En el umbral de la Semana Santa en memoria de Jesús, el profeta crucificado, que afrontó la muerte sin miedo porque creía en la Vida, dedico estas líneas a la memoria de María José Carrasco, a su vida crucificada por el ELA (Esclerosis Lateral Amiotrófica) y por los prejuicios sociales y la esclerosis eclesiástica. Y a su marido y compañero Ángel Hernández, su ángel fiel, a la sencilla humanidad con que la cuidó durante su largo Vía Crucis de 30 años, a su grandeza de ánimo, al arriesgado gesto de amor con el que ayudó a María José en su paso final a la Vida, a su anhelada pascua. Y respaldo su causa común: la eutanasia en favor de la vida.

“La eutanasia es inmoral”, escribía hace unos días uno de los teólogos más reconocidos del estado español, distinguido en sus buenos tiempos por su gran apertura. ¿Es inmoral decidir poner término a la propia vida biológica, tan efímera de todos modos, cuando ya no posee condiciones de calidad que le hacen sacramento de la Vida que no nace ni puede morir? ¿Es inmoral que una mano amiga ayude delicadamente a dar ese paso a la Resurrección? ¿Es inmoral esa forma de pascua? “No -nos diría, supongo, el teólogo-, lo inmoral sería aprobar una ley que acabara siendo un coladero, que abriese la puerta a muertes no consentidas, que permitiera desembarazarse de una vida por oscuros intereses inhumanos”. De acuerdo, pero entonces ya no sería eutanasia, sino cruel asesinato. Nada tiene eso que ver con lo que reclamaban María José y Ángel: la ley del “buen morir”, la libertad de morir inseparable de la libertad de vivir.

Hablemos, pues, con propiedad. Se llama eutanasia a una intervención -practicada por un médico con el certificado de otro- que induce directamente la muerte serena de una persona afectada por una enfermedad terminal o un sufrimiento físico o psíquico insoportable, cuando el paciente así lo ha pedido libre y reiteradamente. Punto. Está muy cerca del suicidio asistido -no te asuste la palabra- y es legal, con diversos matices, en Holanda, Bélgica, Luxemburgo, Suiza, Finlandia, Canadá, Colombia y siete estados de los EEUU. Es una forma de cuidar la vida. Con sus riesgos, sí. Pero la amenaza peor sería renunciar a la responsabilidad de la vida y de la muerte, al riesgo de la libertad de vivir y de morir. Obligar a alguien, por acción u omisión, a vivir sufriendo lo insufrible, pudiendo evitarlo, eso es inmoral.

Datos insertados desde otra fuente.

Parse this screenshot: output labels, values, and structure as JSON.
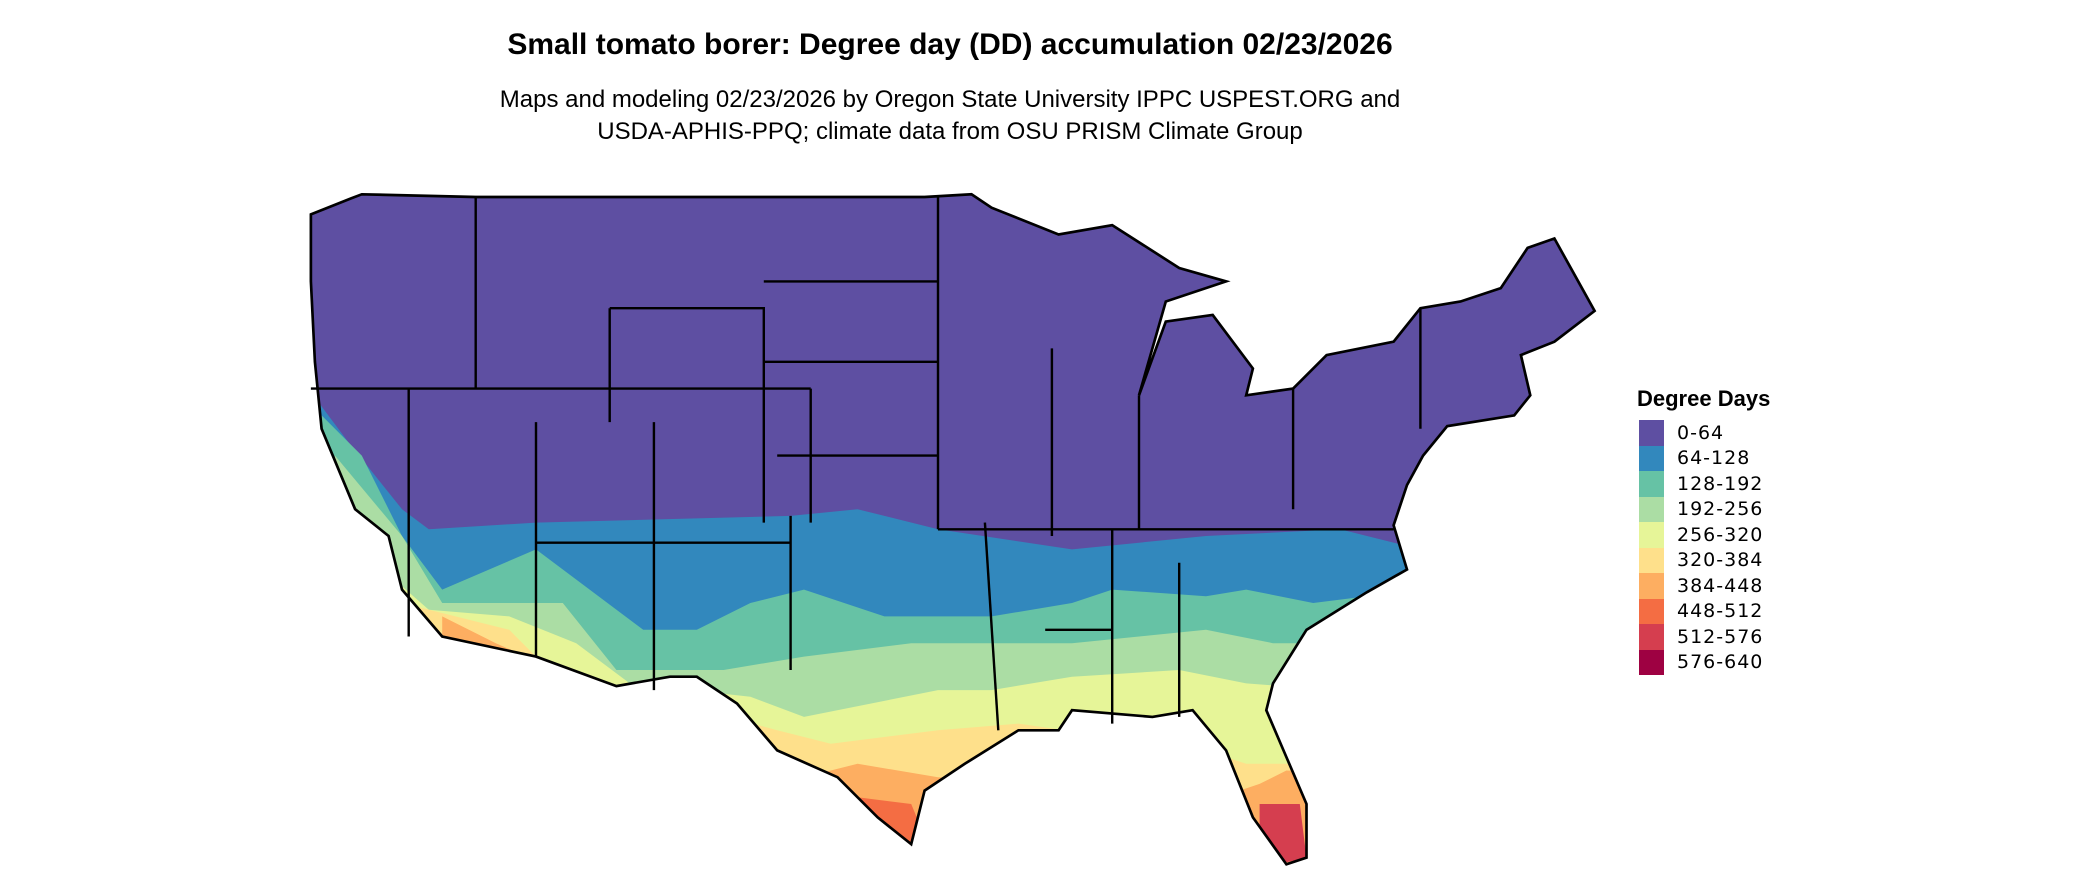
{
  "title": "Small tomato borer: Degree day (DD) accumulation 02/23/2026",
  "subtitle_line1": "Maps and modeling 02/23/2026 by Oregon State University IPPC USPEST.ORG and",
  "subtitle_line2": "USDA-APHIS-PPQ; climate data from OSU PRISM Climate Group",
  "legend": {
    "title": "Degree Days",
    "items": [
      {
        "label": "0-64",
        "color": "#5E4FA2"
      },
      {
        "label": "64-128",
        "color": "#3288BD"
      },
      {
        "label": "128-192",
        "color": "#66C2A5"
      },
      {
        "label": "192-256",
        "color": "#ABDDA4"
      },
      {
        "label": "256-320",
        "color": "#E6F598"
      },
      {
        "label": "320-384",
        "color": "#FEE08B"
      },
      {
        "label": "384-448",
        "color": "#FDAE61"
      },
      {
        "label": "448-512",
        "color": "#F46D43"
      },
      {
        "label": "512-576",
        "color": "#D53E4F"
      },
      {
        "label": "576-640",
        "color": "#9E0142"
      }
    ]
  }
}
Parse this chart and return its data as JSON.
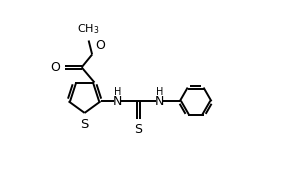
{
  "bg_color": "#ffffff",
  "line_color": "#000000",
  "line_width": 1.4,
  "fig_width": 3.04,
  "fig_height": 1.88,
  "dpi": 100,
  "font_size": 8.5,
  "xlim": [
    0,
    10
  ],
  "ylim": [
    0,
    6.2
  ]
}
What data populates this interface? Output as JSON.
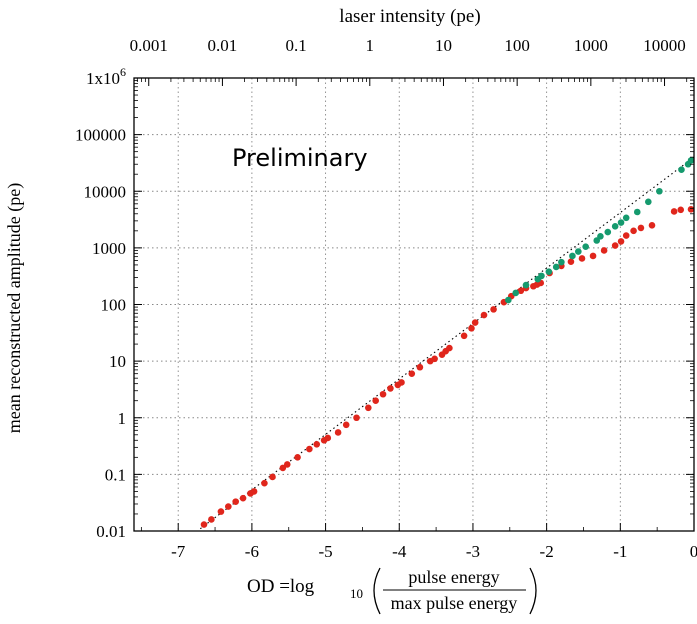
{
  "chart_data": {
    "type": "scatter",
    "title": "",
    "annotation": "Preliminary",
    "xlabel": {
      "prefix": "OD =log",
      "subscript": "10",
      "numerator": "pulse energy",
      "denominator": "max pulse energy"
    },
    "ylabel": "mean reconstructed amplitude (pe)",
    "x2label": "laser intensity (pe)",
    "xlim": [
      -7.6,
      0
    ],
    "ylim_log10": [
      -2,
      6
    ],
    "x2lim_log10": [
      -3.2,
      4.4
    ],
    "y_scale": "log",
    "x2_scale": "log",
    "grid": true,
    "x_ticks": [
      -7,
      -6,
      -5,
      -4,
      -3,
      -2,
      -1,
      0
    ],
    "x_tick_labels": [
      "-7",
      "-6",
      "-5",
      "-4",
      "-3",
      "-2",
      "-1",
      "0"
    ],
    "y_ticks": [
      {
        "value": 0.01,
        "label": "0.01"
      },
      {
        "value": 0.1,
        "label": "0.1"
      },
      {
        "value": 1,
        "label": "1"
      },
      {
        "value": 10,
        "label": "10"
      },
      {
        "value": 100,
        "label": "100"
      },
      {
        "value": 1000,
        "label": "1000"
      },
      {
        "value": 10000,
        "label": "10000"
      },
      {
        "value": 100000,
        "label": "100000"
      },
      {
        "value": 1000000,
        "label": "1x10",
        "sup": "6"
      }
    ],
    "x2_ticks": [
      {
        "value": 0.001,
        "label": "0.001"
      },
      {
        "value": 0.01,
        "label": "0.01"
      },
      {
        "value": 0.1,
        "label": "0.1"
      },
      {
        "value": 1,
        "label": "1"
      },
      {
        "value": 10,
        "label": "10"
      },
      {
        "value": 100,
        "label": "100"
      },
      {
        "value": 1000,
        "label": "1000"
      },
      {
        "value": 10000,
        "label": "10000"
      }
    ],
    "reference_line": {
      "style": "dotted",
      "x": [
        -6.7,
        0
      ],
      "y": [
        0.011,
        40000
      ]
    },
    "colors": {
      "red": "#e0261c",
      "green": "#159a6e",
      "grid": "#888888",
      "axis": "#000000"
    },
    "series": [
      {
        "color": "#e0261c",
        "x": [
          -6.65,
          -6.55,
          -6.42,
          -6.32,
          -6.22,
          -6.12,
          -6.02,
          -5.97,
          -5.83,
          -5.72,
          -5.58,
          -5.52,
          -5.38,
          -5.22,
          -5.12,
          -5.02,
          -4.97,
          -4.83,
          -4.72,
          -4.58,
          -4.42,
          -4.32,
          -4.22,
          -4.12,
          -4.02,
          -3.97,
          -3.83,
          -3.72,
          -3.58,
          -3.52,
          -3.42,
          -3.37,
          -3.32,
          -3.12,
          -3.02,
          -2.97,
          -2.85,
          -2.72,
          -2.58,
          -2.48,
          -2.35,
          -2.28,
          -2.18,
          -2.13,
          -2.08,
          -1.96,
          -1.8,
          -1.67,
          -1.52,
          -1.37,
          -1.22,
          -1.07,
          -0.99,
          -0.92,
          -0.82,
          -0.72,
          -0.57,
          -0.27,
          -0.18,
          0.0
        ],
        "y": [
          0.013,
          0.016,
          0.022,
          0.027,
          0.033,
          0.038,
          0.046,
          0.05,
          0.07,
          0.09,
          0.13,
          0.15,
          0.2,
          0.28,
          0.34,
          0.4,
          0.44,
          0.55,
          0.75,
          1.0,
          1.5,
          2.0,
          2.6,
          3.3,
          3.8,
          4.2,
          6.0,
          7.8,
          10,
          11,
          13,
          15,
          17,
          28,
          38,
          48,
          65,
          82,
          110,
          140,
          175,
          195,
          210,
          225,
          240,
          360,
          480,
          570,
          650,
          720,
          900,
          1100,
          1300,
          1650,
          2000,
          2250,
          2500,
          4400,
          4700,
          4800
        ]
      },
      {
        "color": "#159a6e",
        "x": [
          -2.52,
          -2.42,
          -2.28,
          -2.12,
          -2.07,
          -1.97,
          -1.87,
          -1.8,
          -1.65,
          -1.57,
          -1.47,
          -1.32,
          -1.27,
          -1.17,
          -1.07,
          -0.99,
          -0.92,
          -0.77,
          -0.62,
          -0.47,
          -0.17,
          -0.08,
          0.0
        ],
        "y": [
          120,
          160,
          220,
          280,
          320,
          380,
          460,
          560,
          720,
          860,
          1050,
          1350,
          1600,
          1900,
          2400,
          2800,
          3400,
          4300,
          6500,
          10000,
          24000,
          30000,
          35000
        ]
      }
    ]
  }
}
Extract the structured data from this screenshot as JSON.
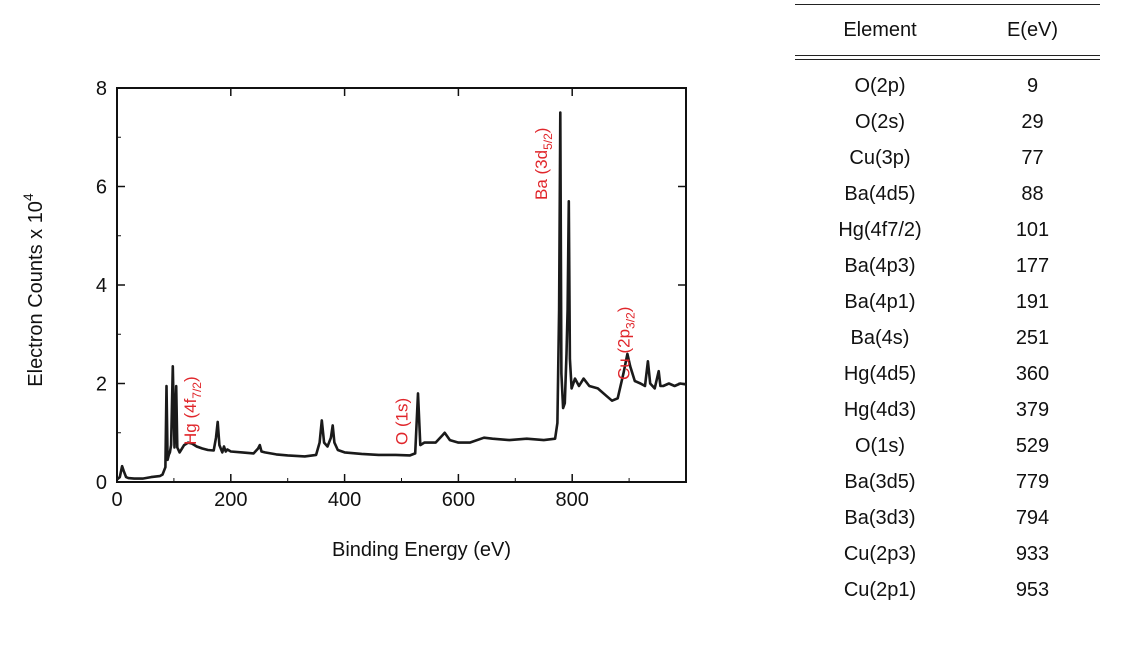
{
  "chart_data": {
    "type": "line",
    "xlabel": "Binding Energy (eV)",
    "ylabel": "Electron Counts x 10",
    "ylabel_superscript": "4",
    "xlim": [
      0,
      1000
    ],
    "ylim": [
      0,
      8
    ],
    "xticks": [
      0,
      200,
      400,
      600,
      800
    ],
    "yticks": [
      0,
      2,
      4,
      6,
      8
    ],
    "grid": false,
    "series": [
      {
        "color": "#1a1a1a",
        "x": [
          0,
          5,
          9,
          12,
          16,
          20,
          30,
          45,
          60,
          75,
          80,
          85,
          87,
          89,
          91,
          93,
          95,
          98,
          101,
          104,
          106,
          110,
          118,
          125,
          132,
          140,
          150,
          160,
          170,
          174,
          177,
          180,
          185,
          188,
          191,
          194,
          200,
          220,
          240,
          248,
          251,
          254,
          260,
          280,
          300,
          330,
          350,
          356,
          360,
          364,
          370,
          376,
          379,
          382,
          388,
          400,
          430,
          460,
          490,
          515,
          524,
          529,
          533,
          540,
          560,
          572,
          576,
          585,
          600,
          620,
          645,
          660,
          690,
          720,
          750,
          770,
          774,
          777,
          779,
          781,
          784,
          787,
          790,
          792,
          794,
          796,
          799,
          805,
          812,
          820,
          830,
          845,
          860,
          870,
          880,
          890,
          897,
          902,
          910,
          920,
          928,
          933,
          937,
          945,
          952,
          955,
          960,
          970,
          980,
          990,
          1000
        ],
        "y": [
          0.05,
          0.1,
          0.32,
          0.22,
          0.1,
          0.08,
          0.07,
          0.07,
          0.1,
          0.12,
          0.15,
          0.3,
          1.95,
          0.45,
          0.55,
          0.6,
          0.75,
          2.35,
          0.7,
          1.95,
          0.7,
          0.6,
          0.75,
          0.8,
          0.78,
          0.72,
          0.68,
          0.65,
          0.64,
          0.9,
          1.22,
          0.75,
          0.6,
          0.72,
          0.62,
          0.66,
          0.62,
          0.6,
          0.58,
          0.68,
          0.75,
          0.62,
          0.6,
          0.56,
          0.54,
          0.52,
          0.55,
          0.8,
          1.25,
          0.8,
          0.72,
          0.9,
          1.15,
          0.8,
          0.65,
          0.6,
          0.57,
          0.55,
          0.55,
          0.54,
          0.58,
          1.8,
          0.75,
          0.8,
          0.8,
          0.95,
          1.0,
          0.85,
          0.8,
          0.8,
          0.9,
          0.88,
          0.85,
          0.88,
          0.85,
          0.88,
          1.2,
          3.5,
          7.5,
          2.2,
          1.5,
          1.6,
          2.6,
          3.5,
          5.7,
          2.5,
          1.9,
          2.1,
          1.95,
          2.1,
          1.95,
          1.9,
          1.75,
          1.65,
          1.7,
          2.2,
          2.6,
          2.35,
          2.05,
          2.0,
          1.95,
          2.45,
          2.0,
          1.9,
          2.25,
          1.95,
          1.95,
          2.0,
          1.95,
          2.0,
          1.98
        ]
      }
    ],
    "annotations": [
      {
        "text": "Hg (4f",
        "sub": "7/2",
        "suffix": ")",
        "x": 128
      },
      {
        "text": "O (1s)",
        "sub": "",
        "suffix": "",
        "x": 500
      },
      {
        "text": "Ba (3d",
        "sub": "5/2",
        "suffix": ")",
        "x": 745
      },
      {
        "text": "Cu (2p",
        "sub": "3/2",
        "suffix": ")",
        "x": 890
      }
    ]
  },
  "table": {
    "headers": [
      "Element",
      "E(eV)"
    ],
    "rows": [
      [
        "O(2p)",
        "9"
      ],
      [
        "O(2s)",
        "29"
      ],
      [
        "Cu(3p)",
        "77"
      ],
      [
        "Ba(4d5)",
        "88"
      ],
      [
        "Hg(4f7/2)",
        "101"
      ],
      [
        "Ba(4p3)",
        "177"
      ],
      [
        "Ba(4p1)",
        "191"
      ],
      [
        "Ba(4s)",
        "251"
      ],
      [
        "Hg(4d5)",
        "360"
      ],
      [
        "Hg(4d3)",
        "379"
      ],
      [
        "O(1s)",
        "529"
      ],
      [
        "Ba(3d5)",
        "779"
      ],
      [
        "Ba(3d3)",
        "794"
      ],
      [
        "Cu(2p3)",
        "933"
      ],
      [
        "Cu(2p1)",
        "953"
      ]
    ]
  }
}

“La muerte provocada nunca es la solución a los conflictos, ni en el aborto ni la eutanasia”, acaba de declarar el portavoz de la Conferencia Episcopal Española, sin antes haber escuchado atentamente. No, hermanos obispos, nadie propone la eutanasia como “la” solución a los conflictos, ni como una ley que obliga a nadie, sino como ley que permite, a quien así lo quiera, morir en paz porque no puede vivir en paz. Para vivir en paz hemos nacido. Y al morir naceremos a la Vida. No tengáis miedo a la muerte.

Dejad morir en paz a quienes lo necesitan y desean. Tened entrañas. Y no sigáis predicando que la vida pertenece únicamente a “Dios”, el Ser Supremo y Soberano que rige el mundo desde fuera, que decide cuándo, cómo y dónde hemos de nacer, cuándo, dónde y cómo debemos sufrir y morir. No convertís a Dios en “ley natural” inmutable, enemiga de la libertad, revelada a unos pocos investidos de poder para imponerla a todos. ¿No veis que vuestro discurso sobre “Dios” como ley inexorable no solamente provoca el avance imparable al “ateísmo”, lo que no es ni bueno ni malo, sino que impide a mucha gente reconocer el Misterio y el Aliento que sostienen el Universo?

Me atrevo a afirmarlo: defiendo la libertad de morir porque creo en la Pascua. Porque creo en la inagotable creatividad que anima el Universo, desde el oscuro corazón del agujero negro que acabamos de ver por primera vez, a 55 millones de años luz, hasta la palma y el laurel que florecen. Porque creo en el ritmo palpitante de la vida que nace y muere, que muere y renace, a menudo entre dolores de parto.

Porque creo en Jesús, que tuvo tanta fe en la Vida que se jugó la vida por aliviar el dolor, por encima de toda ley, doctrina y autoridad. Se jugó la vida y la perdió, pero quien pierde su vida la gana, como la semilla en la tierra. Por eso, no por ningún sepulcro milagrosamente vacío, lo confieso viviente en la Vida universal.